New GM David Stearns sets fresh tone for retooling Brewers
MILWAUKEE (AP) Nearly a week into his tenure with the Milwaukee Brewers, new general manager David Stearns is beginning to set a fresh tone for a franchise in transition.
This has been a busy period for Stearns, who was hired on Sept. 21 but only officially began with the Brewers this week as he transitioned out of his previous job as an assistant GM for the Houston Astros.
”Acquire, develop and retain the best young talent in baseball,” said Stearns, sounding like a CEO. ”That’s our goal to create an organization and a team that can consistently contend for postseason appearances and World Series appearances.”
Owner Mark Attanasio sought someone with a more analytical background in finding a replacement for baseball lifer Doug Melvin, who announced in August that he was moving into an advisory role in the front office.
The 30-yar-old Stearns already has an extensive resume working in front offices and the commissioner’s office in New York. Among his initial priorities in this first busy week going through the search process of filling out manager Craig Counsell’s coaching staff and getting to know others in the baseball operations department as he figures out the rest of the front office.
There’s a team on the field to retool, too.
”There’s a long list of stuff … we haven’t even gone close to getting there,” Counsell said Thursday. ”For me, it’s a fun part of it really.”
Counsell and his new boss spent Wednesday night talking baseball while watching the NL wild-card game between the Cubs and Pirates, two of the Brewers’ rivals in the NL Central.
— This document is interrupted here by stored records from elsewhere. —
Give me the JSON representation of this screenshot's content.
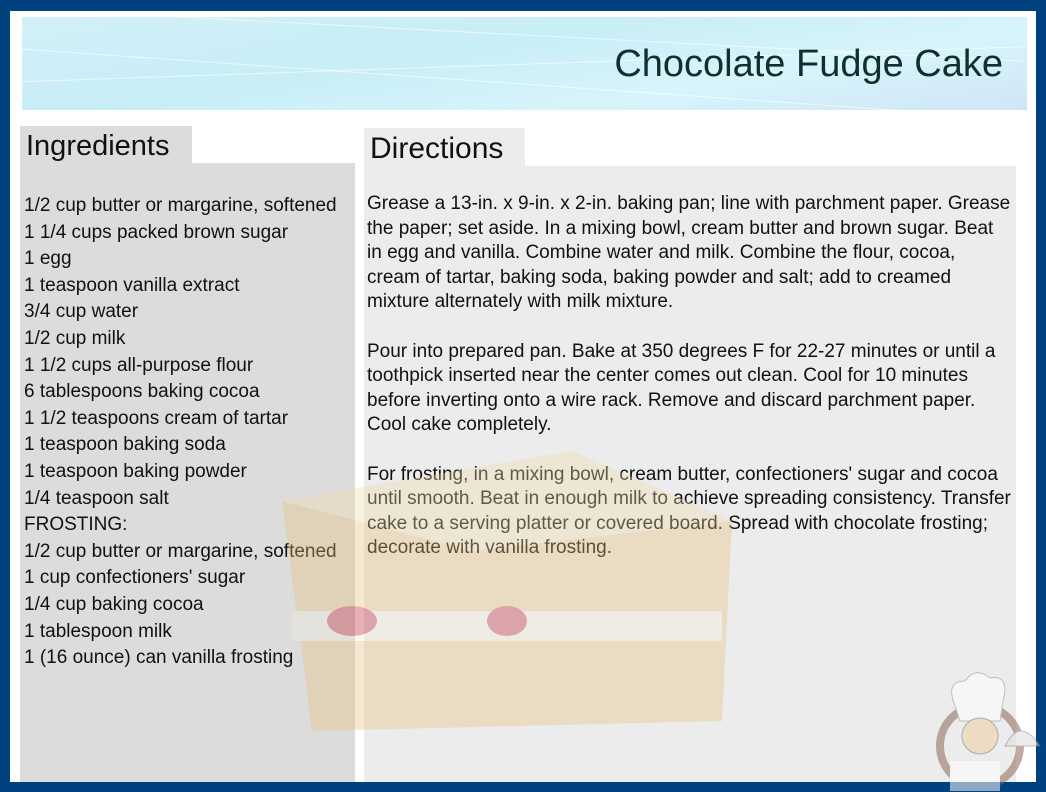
{
  "title": "Chocolate Fudge Cake",
  "ingredients": {
    "heading": "Ingredients",
    "items": [
      "1/2 cup butter or margarine, softened",
      "1 1/4 cups packed brown sugar",
      "1 egg",
      "1 teaspoon vanilla extract",
      "3/4 cup water",
      "1/2 cup milk",
      "1 1/2 cups all-purpose flour",
      "6 tablespoons baking cocoa",
      "1 1/2 teaspoons cream of tartar",
      "1 teaspoon baking soda",
      "1 teaspoon baking powder",
      "1/4 teaspoon salt",
      "FROSTING:",
      "1/2 cup butter or margarine, softened",
      "1 cup confectioners' sugar",
      "1/4 cup baking cocoa",
      "1 tablespoon milk",
      "1 (16 ounce) can vanilla frosting"
    ]
  },
  "directions": {
    "heading": "Directions",
    "paragraphs": [
      "Grease a 13-in. x 9-in. x 2-in. baking pan; line with parchment paper. Grease the paper; set aside. In a mixing bowl, cream butter and brown sugar. Beat in egg and vanilla. Combine water and milk. Combine the flour, cocoa, cream of tartar, baking soda, baking powder and salt; add to creamed mixture alternately with milk mixture.",
      "Pour into prepared pan. Bake at 350 degrees F for 22-27 minutes or until a toothpick inserted near the center comes out clean. Cool for 10 minutes before inverting onto a wire rack. Remove and discard parchment paper. Cool cake completely.",
      "For frosting, in a mixing bowl, cream butter, confectioners' sugar and cocoa until smooth. Beat in enough milk to achieve spreading consistency. Transfer cake to a serving platter or covered board. Spread with chocolate frosting; decorate with vanilla frosting."
    ]
  },
  "colors": {
    "border": "#00427f",
    "ingredients_bg": "#dcdcdc",
    "directions_bg": "#ececec"
  }
}
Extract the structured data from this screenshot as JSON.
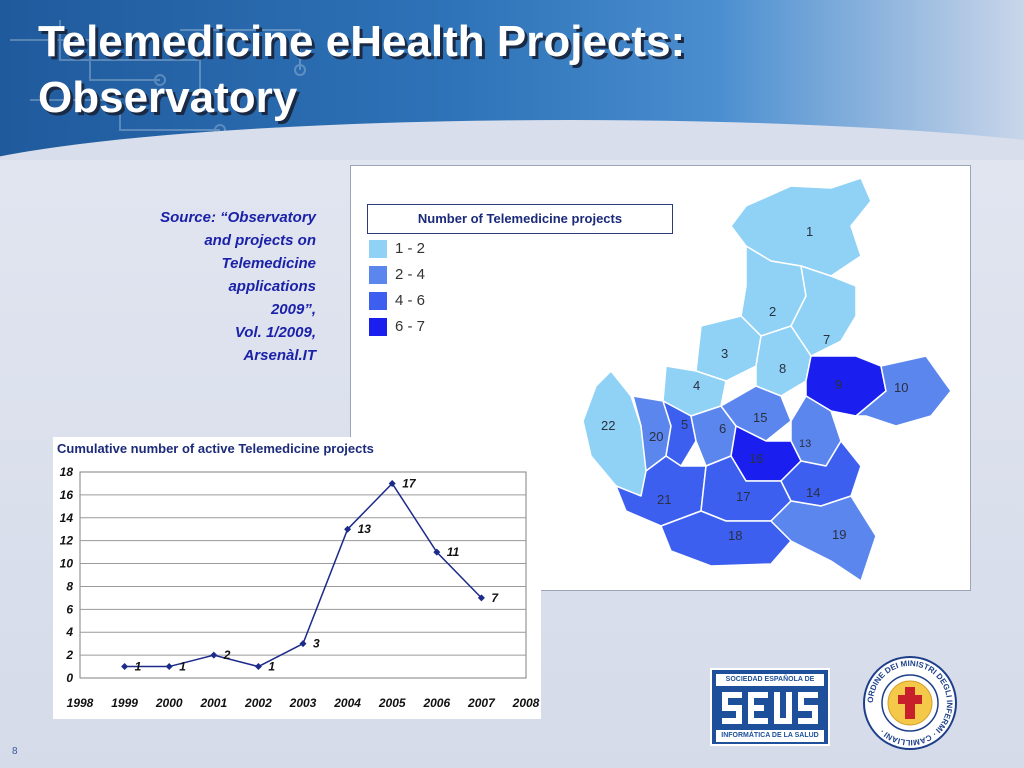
{
  "slide": {
    "title_line1": "Telemedicine eHealth Projects:",
    "title_line2": "Observatory",
    "source_lines": [
      "Source: “Observatory",
      "and projects on",
      "Telemedicine",
      "applications",
      "2009”,",
      "Vol. 1/2009,",
      "Arsenàl.IT"
    ],
    "page_number": "8"
  },
  "map": {
    "legend_title": "Number of Telemedicine projects",
    "legend": [
      {
        "label": "1 - 2",
        "color": "#8fd2f6"
      },
      {
        "label": "2 - 4",
        "color": "#5a86ee"
      },
      {
        "label": "4 - 6",
        "color": "#3d5ff0"
      },
      {
        "label": "6 - 7",
        "color": "#1a1ff0"
      }
    ],
    "region_labels": [
      "1",
      "2",
      "3",
      "4",
      "7",
      "8",
      "9",
      "10",
      "5",
      "6",
      "13",
      "14",
      "15",
      "16",
      "17",
      "18",
      "19",
      "20",
      "21",
      "22"
    ]
  },
  "chart_data": {
    "type": "line",
    "title": "Cumulative number of active Telemedicine projects",
    "x": [
      1999,
      2000,
      2001,
      2002,
      2003,
      2004,
      2005,
      2006,
      2007
    ],
    "values": [
      1,
      1,
      2,
      1,
      3,
      13,
      17,
      11,
      7
    ],
    "data_labels": [
      "1",
      "1",
      "2",
      "1",
      "3",
      "13",
      "17",
      "11",
      "7"
    ],
    "x_ticks": [
      "1998",
      "1999",
      "2000",
      "2001",
      "2002",
      "2003",
      "2004",
      "2005",
      "2006",
      "2007",
      "2008"
    ],
    "y_ticks": [
      "0",
      "2",
      "4",
      "6",
      "8",
      "10",
      "12",
      "14",
      "16",
      "18"
    ],
    "xlim": [
      1998,
      2008
    ],
    "ylim": [
      0,
      18
    ],
    "grid": true,
    "line_color": "#1c2a8a"
  },
  "logos": {
    "ses_top": "SOCIEDAD ESPAÑOLA DE",
    "ses_bottom": "INFORMÁTICA DE LA SALUD",
    "camilliani_text": "ORDINE DEI MINISTRI DEGLI INFERMI · CAMILLIANI ·"
  }
}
Throw in the 100-win Cardinals and the division is loaded.
”We want to be a part of that. We want to make this division better,” Stearns said.
Some top issues facing Stearns in his first offseason in Milwaukee:
BRAUN’S BACK: Stearns said that as of Thursday, star slugger Ryan Braun had not had yet scheduled a surgical procedure on his back. With the Brewers well out of contention, Braun was shut down for the final week of the season because of the injury, though the team is confident the former NL MVP will be 100 percent in 2016.
Next season, Braun also enters the first year of the five-year, $105 million extension that he signed in 2011. As of now, Braun is the only player signed beyond 2017, Stearns said, though that could change if the Brewers give an extension to catcher Jonathan Lucroy.
”Ryan has been an integral part of this organization for years. I don’t necessarily see that changing,” Stearns said.
LUCROY: The fan favorite missed six weeks early in the season with a broken toe and missed time in September with a concussion. Stearns declined to discuss specifics when asked about the possibility of an extension for Lucroy, but said ”Jonathan is the type of guy we like to have here.”
Lucroy, 29, is under contract through next season with a club option for 2017.
CENTER AND THIRD: The Brewers seem to be set at the corner outfield positions with Braun and Khris Davis, whose 21 homers after the All-Star break were second in the National League in that stretch only to Colorado’s Carlos Gonzalez (27). But center field remains a question following the trade of Carlos Gomez to Houston. Domingo Santana, a power-hitting prospect who came from the Astros in the deal, started 21 games in center, though he’s better suited to play a corner.
Third base is another position that the Brewers might be looking to fill from outside the roster. Hernan Perez is a slick fielder but not a power bat and Elian Herrera seems better suited for a utility role. Jason Rogers might be the best in-house candidate after hitting .296 with four homers off the bench, though he needs to improve defensively.
PITCHING: The Brewers do like the promise that rookie starters like Taylor Jungmann and Zach Davies showed during the season. They’re confident in the back end of the bullpen with veteran closer Francisco Rodriguez and hard-throwing setup men in Jeremy Jeffress and Will Smith.
”There are pieces here on which to build,” Stearns said. ”We just need to isolate those and figure out how best to build around them.”